Page:Revue des Deux Mondes - 1917 - tome 41.djvu/881

Le texte de cette page a été corrigé et est conforme au fac-similé.


Les métamorphoses d’un opéra – Lettres inédites d’Eugène Scribe


De tous les dons de l’esprit, le plus dangereux peut-être est la facilité. Scribe en est un exemple qui peut fournir à cet égard quelque utile enseignement. Sa production fut si abondante, si facile, qu’assurément lui-même n’en tint pas assez compte, et, en la prodiguant avec si peu de retenue, il sembla encourager par-là le dédain que trop de gens, les délicats et quelques autres aussi, portaient à une œuvre dont le succès était fait pour susciter bien des envieux.

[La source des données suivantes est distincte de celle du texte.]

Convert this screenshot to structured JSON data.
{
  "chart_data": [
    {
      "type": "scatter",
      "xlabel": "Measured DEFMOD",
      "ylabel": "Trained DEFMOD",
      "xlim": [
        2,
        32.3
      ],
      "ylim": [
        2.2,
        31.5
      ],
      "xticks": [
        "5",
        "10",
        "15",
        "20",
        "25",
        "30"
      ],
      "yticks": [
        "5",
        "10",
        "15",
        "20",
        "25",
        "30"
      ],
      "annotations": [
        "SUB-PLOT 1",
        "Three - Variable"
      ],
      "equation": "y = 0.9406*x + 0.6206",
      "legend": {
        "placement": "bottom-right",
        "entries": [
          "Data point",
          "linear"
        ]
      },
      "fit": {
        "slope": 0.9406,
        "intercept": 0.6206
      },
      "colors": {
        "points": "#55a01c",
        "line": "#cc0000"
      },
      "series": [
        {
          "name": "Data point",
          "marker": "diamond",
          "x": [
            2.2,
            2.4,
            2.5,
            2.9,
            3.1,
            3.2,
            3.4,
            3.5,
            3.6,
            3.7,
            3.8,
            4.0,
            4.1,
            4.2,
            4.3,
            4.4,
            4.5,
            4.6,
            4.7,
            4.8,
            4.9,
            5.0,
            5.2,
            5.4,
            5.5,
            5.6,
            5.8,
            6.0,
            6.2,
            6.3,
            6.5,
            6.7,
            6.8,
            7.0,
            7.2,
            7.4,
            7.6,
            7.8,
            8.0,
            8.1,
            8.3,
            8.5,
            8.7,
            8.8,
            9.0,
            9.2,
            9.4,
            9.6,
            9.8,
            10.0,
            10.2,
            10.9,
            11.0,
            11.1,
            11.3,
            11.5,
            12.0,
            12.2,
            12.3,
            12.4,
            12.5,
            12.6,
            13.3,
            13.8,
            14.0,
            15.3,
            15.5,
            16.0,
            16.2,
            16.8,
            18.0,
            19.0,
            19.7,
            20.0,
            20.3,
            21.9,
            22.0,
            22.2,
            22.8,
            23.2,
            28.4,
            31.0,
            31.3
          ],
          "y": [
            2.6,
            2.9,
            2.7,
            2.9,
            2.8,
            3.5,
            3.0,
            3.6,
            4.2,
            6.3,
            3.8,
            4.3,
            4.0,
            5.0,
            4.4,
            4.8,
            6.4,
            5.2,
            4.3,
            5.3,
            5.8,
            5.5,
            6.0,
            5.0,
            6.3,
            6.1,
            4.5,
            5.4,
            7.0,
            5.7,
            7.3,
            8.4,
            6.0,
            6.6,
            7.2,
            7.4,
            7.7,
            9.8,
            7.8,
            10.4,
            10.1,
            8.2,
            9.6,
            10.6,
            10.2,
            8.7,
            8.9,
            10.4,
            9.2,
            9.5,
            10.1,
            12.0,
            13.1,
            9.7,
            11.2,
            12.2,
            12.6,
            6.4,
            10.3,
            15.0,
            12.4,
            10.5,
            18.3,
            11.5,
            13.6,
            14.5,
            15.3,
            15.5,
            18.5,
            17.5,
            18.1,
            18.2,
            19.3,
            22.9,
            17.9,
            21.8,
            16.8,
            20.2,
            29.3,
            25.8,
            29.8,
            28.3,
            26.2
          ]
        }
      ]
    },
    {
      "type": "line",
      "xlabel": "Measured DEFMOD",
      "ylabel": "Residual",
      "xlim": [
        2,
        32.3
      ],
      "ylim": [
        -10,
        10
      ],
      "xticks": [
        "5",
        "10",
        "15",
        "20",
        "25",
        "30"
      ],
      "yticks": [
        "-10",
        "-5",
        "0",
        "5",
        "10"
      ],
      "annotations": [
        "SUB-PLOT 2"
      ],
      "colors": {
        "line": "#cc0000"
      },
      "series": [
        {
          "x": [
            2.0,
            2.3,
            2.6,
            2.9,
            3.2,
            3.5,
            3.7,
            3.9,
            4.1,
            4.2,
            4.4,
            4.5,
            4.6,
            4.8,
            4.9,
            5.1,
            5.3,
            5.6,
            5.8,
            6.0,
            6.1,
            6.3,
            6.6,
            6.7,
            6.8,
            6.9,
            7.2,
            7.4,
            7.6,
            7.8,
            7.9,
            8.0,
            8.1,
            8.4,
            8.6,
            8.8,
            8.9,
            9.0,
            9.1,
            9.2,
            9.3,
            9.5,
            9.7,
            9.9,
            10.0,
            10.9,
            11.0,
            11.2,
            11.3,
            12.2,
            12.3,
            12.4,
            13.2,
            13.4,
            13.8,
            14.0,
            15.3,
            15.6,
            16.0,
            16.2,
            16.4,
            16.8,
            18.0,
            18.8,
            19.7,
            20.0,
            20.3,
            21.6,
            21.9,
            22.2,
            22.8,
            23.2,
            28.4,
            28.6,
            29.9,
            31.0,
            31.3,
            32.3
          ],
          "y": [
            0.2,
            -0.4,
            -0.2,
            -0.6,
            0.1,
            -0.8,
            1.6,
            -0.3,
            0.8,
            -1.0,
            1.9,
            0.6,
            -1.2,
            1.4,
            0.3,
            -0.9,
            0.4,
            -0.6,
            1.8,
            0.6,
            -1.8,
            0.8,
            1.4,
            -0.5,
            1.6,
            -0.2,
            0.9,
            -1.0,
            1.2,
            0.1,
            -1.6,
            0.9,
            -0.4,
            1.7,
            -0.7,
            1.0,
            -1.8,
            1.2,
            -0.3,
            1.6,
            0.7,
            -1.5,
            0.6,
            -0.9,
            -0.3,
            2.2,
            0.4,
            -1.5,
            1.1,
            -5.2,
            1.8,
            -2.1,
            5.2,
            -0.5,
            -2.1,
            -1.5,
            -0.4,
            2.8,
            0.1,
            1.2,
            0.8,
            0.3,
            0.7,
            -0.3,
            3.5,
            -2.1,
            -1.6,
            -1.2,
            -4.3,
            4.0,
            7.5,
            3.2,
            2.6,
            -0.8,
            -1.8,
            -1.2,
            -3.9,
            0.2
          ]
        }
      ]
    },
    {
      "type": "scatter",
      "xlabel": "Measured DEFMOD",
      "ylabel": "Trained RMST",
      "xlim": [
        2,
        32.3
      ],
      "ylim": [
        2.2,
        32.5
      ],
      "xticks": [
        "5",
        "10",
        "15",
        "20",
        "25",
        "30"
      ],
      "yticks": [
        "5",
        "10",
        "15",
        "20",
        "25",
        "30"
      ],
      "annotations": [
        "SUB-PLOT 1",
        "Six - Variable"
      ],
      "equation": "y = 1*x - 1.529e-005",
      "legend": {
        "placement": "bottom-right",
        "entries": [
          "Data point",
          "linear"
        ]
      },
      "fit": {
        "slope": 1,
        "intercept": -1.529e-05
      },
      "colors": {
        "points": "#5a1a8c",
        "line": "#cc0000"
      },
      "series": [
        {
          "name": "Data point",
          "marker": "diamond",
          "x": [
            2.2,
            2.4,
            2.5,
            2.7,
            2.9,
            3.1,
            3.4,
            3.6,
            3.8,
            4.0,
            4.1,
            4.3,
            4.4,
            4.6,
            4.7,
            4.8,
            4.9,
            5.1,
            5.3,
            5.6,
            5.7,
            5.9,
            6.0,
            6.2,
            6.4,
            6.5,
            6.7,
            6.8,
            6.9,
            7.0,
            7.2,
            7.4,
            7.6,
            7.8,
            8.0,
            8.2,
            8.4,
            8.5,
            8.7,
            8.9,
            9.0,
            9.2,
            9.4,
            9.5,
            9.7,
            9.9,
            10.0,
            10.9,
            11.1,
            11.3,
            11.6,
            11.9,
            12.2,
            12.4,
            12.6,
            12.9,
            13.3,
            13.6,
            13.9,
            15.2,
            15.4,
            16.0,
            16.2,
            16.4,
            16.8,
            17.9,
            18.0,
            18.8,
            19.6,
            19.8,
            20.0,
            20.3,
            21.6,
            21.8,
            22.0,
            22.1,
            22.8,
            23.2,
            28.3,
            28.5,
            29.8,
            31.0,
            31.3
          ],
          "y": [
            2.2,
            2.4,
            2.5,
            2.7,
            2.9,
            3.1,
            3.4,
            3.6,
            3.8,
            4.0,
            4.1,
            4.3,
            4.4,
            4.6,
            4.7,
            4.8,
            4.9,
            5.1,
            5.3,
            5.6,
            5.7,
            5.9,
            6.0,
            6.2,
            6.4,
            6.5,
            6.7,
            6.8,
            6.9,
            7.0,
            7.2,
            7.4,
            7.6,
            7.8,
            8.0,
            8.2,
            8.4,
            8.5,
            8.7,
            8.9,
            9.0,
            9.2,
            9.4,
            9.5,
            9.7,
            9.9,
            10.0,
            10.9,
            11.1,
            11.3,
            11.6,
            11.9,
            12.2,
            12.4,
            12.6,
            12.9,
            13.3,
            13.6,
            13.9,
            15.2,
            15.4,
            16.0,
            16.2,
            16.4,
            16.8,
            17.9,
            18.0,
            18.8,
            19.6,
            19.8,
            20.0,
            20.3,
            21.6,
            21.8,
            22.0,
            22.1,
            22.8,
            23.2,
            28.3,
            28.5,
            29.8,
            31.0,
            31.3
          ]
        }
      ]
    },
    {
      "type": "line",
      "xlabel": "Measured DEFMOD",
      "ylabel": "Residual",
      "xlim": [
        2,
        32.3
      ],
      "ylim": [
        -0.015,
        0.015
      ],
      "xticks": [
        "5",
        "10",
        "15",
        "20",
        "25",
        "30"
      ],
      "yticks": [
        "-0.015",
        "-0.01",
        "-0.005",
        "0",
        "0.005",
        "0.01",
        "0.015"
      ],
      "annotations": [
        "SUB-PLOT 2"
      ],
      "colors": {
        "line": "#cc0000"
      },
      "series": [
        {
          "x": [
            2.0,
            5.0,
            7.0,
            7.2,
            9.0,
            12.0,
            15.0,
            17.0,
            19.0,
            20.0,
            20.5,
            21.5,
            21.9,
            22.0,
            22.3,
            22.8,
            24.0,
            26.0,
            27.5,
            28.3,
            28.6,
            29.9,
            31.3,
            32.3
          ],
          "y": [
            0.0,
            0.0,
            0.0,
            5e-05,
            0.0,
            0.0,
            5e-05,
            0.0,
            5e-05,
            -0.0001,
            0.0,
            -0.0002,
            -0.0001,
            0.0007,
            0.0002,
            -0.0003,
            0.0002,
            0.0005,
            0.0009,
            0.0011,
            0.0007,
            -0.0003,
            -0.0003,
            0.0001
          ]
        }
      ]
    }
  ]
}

On sait quelle fut la carrière de Scribe. Pendant quarante-sept ans, il a été un auteur si en évidence, que rien de lui ne nous est inconnu, et que plusieurs de ses succès demeurent encore populaires. Comme un gamin de Paris, il aime le théâtre d’instinct, et son premier rêve est d’y aller, le second d’y réussir. Pour atteindre ce but, il n’est concession qui lui coûte. Ingénieux et souple, esclave du public, sans y paraître, Scribe s’est imposé par sa dextérité, lui et sa manière : aujourd’hui encore, on accueille encore avec plaisir la façon dont il ménage l’intérêt scénique et sait l’augmenter par l’inattendu des épisodes et la vivacité du dialogue. Le malheur est que cette exécution manque de personnalité. Un sujet n’est pas, pour Scribe, une matière où sa propre nature se manifeste, où s’exerce le besoin de convaincre et d’émouvoir, et, plus simplement encore, ce besoin d’expansion verbale que possède tout écrivain véritable. C’est plutôt matière où s’emploie l’habileté d’un maître-ouvrier, exporta son ouvrage et qui s’en vante, quelque chose, — on l’a souvent dit, — comme un chef-d’œuvre d’horlogerie où tout est ajusté, tout se commande et aboutit à la minute précise et à l’effet escompté.